Multi-threading is challenging, just look at genomic assembly for instance, that's by itself not hugely complex (churning and chopping A,C,T and G's in little bits and reference them to a reference static genome) and yet multi-threading that is far from perfect. Let alone a renderer which deals with so many dependencies in scene space and then chops that up in buckets which needs low-level scene space derived data, but also high-level neighbouring bucket data for its own calculations.
It's vastly complicated and definitely a testament to Matt's achievement so far I think.
Cheers to that!
I understood the extrapolation from the beginning. I just think, in a world where 32 core machines (if not CPUs) are readily available, why extrapolate when we can just test? OK, yes, we do not have someone right here ready to test for us, but the only way to really know is to find such a person. So I'd rather focus on that than debate about the extrapolation because *only* that can give us the real data/answer. All the rest of this seems like neat statistics and math to me but... is still just extrapolation and needs testing anyway. The only time I'd really settle for relying on extrapolation is if we are trying to project what a non-existing CPU might be like, for example 64 core or even 128.

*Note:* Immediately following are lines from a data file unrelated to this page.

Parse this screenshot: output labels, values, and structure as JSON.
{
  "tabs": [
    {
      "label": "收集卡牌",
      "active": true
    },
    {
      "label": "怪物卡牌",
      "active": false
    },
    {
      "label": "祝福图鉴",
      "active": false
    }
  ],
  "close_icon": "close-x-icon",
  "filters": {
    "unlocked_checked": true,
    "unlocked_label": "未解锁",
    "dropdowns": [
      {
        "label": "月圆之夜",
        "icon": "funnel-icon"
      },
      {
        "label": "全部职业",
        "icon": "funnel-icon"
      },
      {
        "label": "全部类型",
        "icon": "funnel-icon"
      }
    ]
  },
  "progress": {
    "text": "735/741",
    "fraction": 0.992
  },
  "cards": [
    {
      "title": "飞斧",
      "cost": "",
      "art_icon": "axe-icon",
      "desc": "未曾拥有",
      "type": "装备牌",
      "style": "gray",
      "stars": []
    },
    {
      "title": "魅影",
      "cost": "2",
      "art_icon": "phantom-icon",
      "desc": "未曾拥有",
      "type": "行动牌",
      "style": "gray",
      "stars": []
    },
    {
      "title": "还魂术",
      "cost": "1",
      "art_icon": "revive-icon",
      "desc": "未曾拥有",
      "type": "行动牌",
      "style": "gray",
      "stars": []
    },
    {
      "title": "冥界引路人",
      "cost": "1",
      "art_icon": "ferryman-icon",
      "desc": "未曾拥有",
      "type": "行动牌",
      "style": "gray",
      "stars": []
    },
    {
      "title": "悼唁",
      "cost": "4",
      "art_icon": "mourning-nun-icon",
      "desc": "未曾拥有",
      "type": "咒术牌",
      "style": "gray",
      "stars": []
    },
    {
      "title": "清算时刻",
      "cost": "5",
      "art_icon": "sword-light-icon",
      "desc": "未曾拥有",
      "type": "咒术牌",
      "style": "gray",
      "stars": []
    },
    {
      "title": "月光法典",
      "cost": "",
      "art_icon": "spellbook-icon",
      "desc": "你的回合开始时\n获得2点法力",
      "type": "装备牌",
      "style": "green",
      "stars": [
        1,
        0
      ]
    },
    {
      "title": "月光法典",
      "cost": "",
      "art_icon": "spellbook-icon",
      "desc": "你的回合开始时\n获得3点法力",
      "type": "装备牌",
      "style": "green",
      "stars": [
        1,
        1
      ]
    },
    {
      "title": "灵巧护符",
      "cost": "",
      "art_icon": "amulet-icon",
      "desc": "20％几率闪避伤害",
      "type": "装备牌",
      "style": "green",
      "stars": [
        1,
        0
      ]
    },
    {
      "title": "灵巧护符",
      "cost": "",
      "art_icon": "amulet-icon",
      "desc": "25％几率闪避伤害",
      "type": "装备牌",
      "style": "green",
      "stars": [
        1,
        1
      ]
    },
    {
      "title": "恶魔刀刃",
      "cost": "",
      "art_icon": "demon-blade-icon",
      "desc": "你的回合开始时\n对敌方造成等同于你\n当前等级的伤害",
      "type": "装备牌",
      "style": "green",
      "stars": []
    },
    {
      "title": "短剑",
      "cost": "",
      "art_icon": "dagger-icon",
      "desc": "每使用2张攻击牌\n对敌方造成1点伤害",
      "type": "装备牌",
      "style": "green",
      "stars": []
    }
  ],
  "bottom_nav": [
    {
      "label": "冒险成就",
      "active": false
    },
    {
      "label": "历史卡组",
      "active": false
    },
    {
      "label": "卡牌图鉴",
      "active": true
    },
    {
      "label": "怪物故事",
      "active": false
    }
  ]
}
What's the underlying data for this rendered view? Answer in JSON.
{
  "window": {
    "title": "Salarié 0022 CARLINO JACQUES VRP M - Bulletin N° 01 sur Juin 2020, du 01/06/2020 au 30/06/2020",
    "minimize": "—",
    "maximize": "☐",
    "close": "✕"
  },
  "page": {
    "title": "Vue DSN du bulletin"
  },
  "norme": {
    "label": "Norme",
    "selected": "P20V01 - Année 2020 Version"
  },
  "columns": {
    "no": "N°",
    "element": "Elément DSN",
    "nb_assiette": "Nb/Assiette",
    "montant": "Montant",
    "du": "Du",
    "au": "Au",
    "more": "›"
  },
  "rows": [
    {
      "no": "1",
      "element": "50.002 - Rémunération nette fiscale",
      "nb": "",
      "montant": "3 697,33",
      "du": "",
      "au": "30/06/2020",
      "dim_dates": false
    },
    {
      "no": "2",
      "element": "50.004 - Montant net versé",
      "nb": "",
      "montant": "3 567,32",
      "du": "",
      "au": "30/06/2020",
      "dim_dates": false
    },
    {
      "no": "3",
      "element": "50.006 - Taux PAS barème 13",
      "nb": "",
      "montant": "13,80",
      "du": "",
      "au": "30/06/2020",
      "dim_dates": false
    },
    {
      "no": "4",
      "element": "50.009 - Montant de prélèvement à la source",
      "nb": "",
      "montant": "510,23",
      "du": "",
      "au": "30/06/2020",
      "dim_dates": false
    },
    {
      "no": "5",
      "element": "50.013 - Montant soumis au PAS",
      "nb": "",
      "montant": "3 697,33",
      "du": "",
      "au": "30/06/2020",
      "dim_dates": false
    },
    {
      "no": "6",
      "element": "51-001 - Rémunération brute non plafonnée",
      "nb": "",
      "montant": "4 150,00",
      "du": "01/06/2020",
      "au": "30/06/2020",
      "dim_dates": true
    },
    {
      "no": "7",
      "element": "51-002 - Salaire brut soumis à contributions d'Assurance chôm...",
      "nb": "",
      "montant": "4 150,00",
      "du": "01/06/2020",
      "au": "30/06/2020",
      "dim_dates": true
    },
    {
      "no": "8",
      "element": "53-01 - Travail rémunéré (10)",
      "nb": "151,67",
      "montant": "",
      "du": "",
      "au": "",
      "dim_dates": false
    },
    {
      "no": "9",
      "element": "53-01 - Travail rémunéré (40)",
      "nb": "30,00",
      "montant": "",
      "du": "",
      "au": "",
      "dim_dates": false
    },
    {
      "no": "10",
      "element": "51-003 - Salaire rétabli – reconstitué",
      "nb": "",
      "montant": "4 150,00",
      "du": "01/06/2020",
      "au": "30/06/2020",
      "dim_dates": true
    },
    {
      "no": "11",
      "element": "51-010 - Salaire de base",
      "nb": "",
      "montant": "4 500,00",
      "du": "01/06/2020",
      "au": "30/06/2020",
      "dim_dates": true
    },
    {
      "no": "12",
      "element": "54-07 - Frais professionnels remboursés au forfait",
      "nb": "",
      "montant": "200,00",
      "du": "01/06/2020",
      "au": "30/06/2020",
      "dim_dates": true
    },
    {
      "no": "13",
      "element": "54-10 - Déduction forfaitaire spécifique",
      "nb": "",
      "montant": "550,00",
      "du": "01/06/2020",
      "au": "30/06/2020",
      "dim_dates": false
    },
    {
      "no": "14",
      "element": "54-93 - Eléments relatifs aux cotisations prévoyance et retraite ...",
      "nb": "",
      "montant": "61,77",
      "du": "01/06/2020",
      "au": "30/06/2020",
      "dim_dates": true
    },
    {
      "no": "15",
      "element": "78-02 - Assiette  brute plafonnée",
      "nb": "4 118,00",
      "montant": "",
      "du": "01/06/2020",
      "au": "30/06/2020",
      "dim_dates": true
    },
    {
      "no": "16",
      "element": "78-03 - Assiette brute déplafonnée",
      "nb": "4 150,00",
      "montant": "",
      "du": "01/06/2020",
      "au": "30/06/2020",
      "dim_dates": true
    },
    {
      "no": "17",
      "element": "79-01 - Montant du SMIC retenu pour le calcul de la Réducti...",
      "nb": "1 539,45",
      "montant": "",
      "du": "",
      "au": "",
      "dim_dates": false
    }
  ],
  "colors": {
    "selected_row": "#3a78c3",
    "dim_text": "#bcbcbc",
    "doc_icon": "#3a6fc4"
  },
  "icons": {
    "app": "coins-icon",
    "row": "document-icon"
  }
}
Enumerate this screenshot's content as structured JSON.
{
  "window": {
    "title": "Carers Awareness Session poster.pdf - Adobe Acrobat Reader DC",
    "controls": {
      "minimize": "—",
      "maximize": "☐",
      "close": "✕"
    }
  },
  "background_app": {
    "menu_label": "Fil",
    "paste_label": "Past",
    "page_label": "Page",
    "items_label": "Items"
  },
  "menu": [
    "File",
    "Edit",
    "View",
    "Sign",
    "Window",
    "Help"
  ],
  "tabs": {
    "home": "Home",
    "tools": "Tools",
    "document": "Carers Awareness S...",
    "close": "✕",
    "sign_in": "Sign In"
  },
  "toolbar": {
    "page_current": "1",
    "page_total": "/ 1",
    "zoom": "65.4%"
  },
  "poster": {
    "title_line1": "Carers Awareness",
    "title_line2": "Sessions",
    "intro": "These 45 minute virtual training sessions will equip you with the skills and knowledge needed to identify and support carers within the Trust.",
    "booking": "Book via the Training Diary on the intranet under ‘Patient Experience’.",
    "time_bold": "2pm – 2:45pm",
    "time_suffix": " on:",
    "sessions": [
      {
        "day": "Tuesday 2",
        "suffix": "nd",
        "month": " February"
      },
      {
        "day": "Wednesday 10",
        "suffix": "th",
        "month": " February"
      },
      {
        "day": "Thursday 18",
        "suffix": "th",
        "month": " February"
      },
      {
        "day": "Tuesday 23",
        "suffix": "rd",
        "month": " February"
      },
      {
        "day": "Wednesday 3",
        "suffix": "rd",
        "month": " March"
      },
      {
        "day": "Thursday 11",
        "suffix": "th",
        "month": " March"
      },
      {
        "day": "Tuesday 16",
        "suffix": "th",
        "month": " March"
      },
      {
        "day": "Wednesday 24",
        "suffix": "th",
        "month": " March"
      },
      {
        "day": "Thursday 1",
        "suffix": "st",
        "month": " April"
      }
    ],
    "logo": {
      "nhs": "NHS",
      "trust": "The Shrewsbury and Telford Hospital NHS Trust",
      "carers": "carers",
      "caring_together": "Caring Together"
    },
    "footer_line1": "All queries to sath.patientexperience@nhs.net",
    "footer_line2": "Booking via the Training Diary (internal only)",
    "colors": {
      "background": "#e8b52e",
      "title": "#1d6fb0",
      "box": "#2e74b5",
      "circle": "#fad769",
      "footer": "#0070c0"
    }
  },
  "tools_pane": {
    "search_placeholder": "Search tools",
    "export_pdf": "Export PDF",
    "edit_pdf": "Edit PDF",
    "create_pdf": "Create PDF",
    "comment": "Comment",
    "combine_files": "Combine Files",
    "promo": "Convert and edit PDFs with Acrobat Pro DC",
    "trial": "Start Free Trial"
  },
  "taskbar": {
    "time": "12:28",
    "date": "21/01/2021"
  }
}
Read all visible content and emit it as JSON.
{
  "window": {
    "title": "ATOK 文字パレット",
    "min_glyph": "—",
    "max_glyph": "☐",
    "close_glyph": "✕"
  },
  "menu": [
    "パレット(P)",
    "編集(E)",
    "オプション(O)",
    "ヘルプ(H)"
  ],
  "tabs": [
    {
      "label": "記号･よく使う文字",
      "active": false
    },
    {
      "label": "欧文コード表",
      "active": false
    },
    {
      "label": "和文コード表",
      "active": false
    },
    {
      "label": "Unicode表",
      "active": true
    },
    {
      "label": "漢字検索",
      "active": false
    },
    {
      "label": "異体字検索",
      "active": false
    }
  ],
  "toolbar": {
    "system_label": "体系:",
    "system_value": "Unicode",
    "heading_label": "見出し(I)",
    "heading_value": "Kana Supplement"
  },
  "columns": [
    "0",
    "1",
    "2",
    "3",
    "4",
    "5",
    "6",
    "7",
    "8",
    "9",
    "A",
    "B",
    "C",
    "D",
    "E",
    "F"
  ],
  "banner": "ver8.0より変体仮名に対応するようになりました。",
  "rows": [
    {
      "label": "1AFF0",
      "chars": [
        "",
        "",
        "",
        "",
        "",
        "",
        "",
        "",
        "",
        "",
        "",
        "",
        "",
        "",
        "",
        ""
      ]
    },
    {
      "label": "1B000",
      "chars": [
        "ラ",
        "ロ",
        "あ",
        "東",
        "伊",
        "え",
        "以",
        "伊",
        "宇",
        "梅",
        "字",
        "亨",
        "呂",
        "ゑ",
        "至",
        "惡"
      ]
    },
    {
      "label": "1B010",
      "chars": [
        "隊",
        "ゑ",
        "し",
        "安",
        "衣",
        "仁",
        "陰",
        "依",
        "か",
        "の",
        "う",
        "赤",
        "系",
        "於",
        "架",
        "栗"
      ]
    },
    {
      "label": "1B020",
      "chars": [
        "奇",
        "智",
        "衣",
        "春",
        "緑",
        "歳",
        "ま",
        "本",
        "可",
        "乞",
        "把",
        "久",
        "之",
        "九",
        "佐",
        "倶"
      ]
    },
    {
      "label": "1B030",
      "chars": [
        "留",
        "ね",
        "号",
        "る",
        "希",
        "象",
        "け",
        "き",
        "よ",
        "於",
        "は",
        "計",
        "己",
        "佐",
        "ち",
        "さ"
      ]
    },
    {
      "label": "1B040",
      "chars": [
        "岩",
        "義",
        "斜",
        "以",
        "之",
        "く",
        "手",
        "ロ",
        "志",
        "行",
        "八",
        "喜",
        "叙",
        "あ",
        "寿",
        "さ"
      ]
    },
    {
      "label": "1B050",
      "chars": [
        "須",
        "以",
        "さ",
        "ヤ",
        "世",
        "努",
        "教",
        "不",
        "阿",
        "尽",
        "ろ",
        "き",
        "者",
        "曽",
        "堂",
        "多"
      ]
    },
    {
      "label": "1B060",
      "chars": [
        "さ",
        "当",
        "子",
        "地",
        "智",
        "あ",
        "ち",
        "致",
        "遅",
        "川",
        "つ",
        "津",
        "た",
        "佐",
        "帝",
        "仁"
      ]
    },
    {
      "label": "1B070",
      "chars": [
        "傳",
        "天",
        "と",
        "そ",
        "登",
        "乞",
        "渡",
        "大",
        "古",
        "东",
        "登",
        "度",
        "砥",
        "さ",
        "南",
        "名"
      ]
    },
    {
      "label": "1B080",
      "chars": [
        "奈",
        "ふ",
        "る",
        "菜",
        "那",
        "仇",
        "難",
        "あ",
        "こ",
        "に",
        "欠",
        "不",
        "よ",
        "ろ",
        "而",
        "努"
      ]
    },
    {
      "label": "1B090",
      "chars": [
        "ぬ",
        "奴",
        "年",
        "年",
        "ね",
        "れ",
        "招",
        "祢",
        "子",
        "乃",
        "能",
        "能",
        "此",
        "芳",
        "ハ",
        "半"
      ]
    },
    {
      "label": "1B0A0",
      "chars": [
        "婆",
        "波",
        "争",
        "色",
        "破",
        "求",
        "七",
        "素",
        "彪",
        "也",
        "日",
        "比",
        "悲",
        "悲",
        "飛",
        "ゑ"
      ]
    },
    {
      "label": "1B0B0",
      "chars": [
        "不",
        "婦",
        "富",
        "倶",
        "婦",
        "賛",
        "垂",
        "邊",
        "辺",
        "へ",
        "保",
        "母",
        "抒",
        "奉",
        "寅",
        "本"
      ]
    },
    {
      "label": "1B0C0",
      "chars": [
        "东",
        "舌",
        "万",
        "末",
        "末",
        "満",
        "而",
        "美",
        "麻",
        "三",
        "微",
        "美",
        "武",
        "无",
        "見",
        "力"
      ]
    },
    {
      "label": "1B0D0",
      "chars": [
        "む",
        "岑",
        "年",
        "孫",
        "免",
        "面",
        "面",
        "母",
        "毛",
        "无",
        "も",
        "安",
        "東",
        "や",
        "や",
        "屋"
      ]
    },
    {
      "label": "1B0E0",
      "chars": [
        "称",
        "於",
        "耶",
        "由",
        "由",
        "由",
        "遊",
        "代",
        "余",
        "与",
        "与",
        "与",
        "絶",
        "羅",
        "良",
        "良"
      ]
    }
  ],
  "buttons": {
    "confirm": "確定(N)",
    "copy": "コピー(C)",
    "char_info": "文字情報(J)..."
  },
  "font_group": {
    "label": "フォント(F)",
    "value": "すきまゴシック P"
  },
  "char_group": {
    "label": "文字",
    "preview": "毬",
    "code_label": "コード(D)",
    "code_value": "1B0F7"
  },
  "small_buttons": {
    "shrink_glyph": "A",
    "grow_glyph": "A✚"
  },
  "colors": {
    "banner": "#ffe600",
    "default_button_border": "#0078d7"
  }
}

Also, while you may "only" get a 16-core equivalent CPU with a 32 core machine, the 16 core machine does not give you 16-core idealized performance! So while the relative efficiency may be less and less, with the 32 you are getting what you wanted from the 16. So OK, could be better, but 32 still > than 16. Of course it is a personal choice whether the price premium of 32 cores if worth it.
Personally I'd go for the 3950x given total system cost, but I knew that before this test. :D
- Oshyan
There's no need to feel bad about this or worry about how I'll feel about it, Martin. But thank you for mentioning that other software has problems like these and that it's difficult work. Thanks :) I welcome this kind of study, especially if it leads to discovering where we can make improvements. I now have a better idea of how inefficient it is.
I look forward to seeing more data if we can get it.
I think another point to bare in mind is RAM quantity and speed (actually I "think" speed is only relevant from a bench-mark perspective and would not make much of a noticeable difference from a "real-world" rendering perspective).
The ONLY reason I am able to run tow instances of Terragen on my system was that I had enough ram (64Gb) to load all the assets twice. (there are a LOT of assets in the scene)
I should do some tests with the benchmark scene probably when I get the chance.
The point being that the extra cores do not necessarily give you the extra rendering cycles if you don't have the RAM overhead to support it.
Also there is the fact that the Ram is now costing more than the CPU as a proportion of the system build. At a certain point the investment may as well go into a second (or third) PC.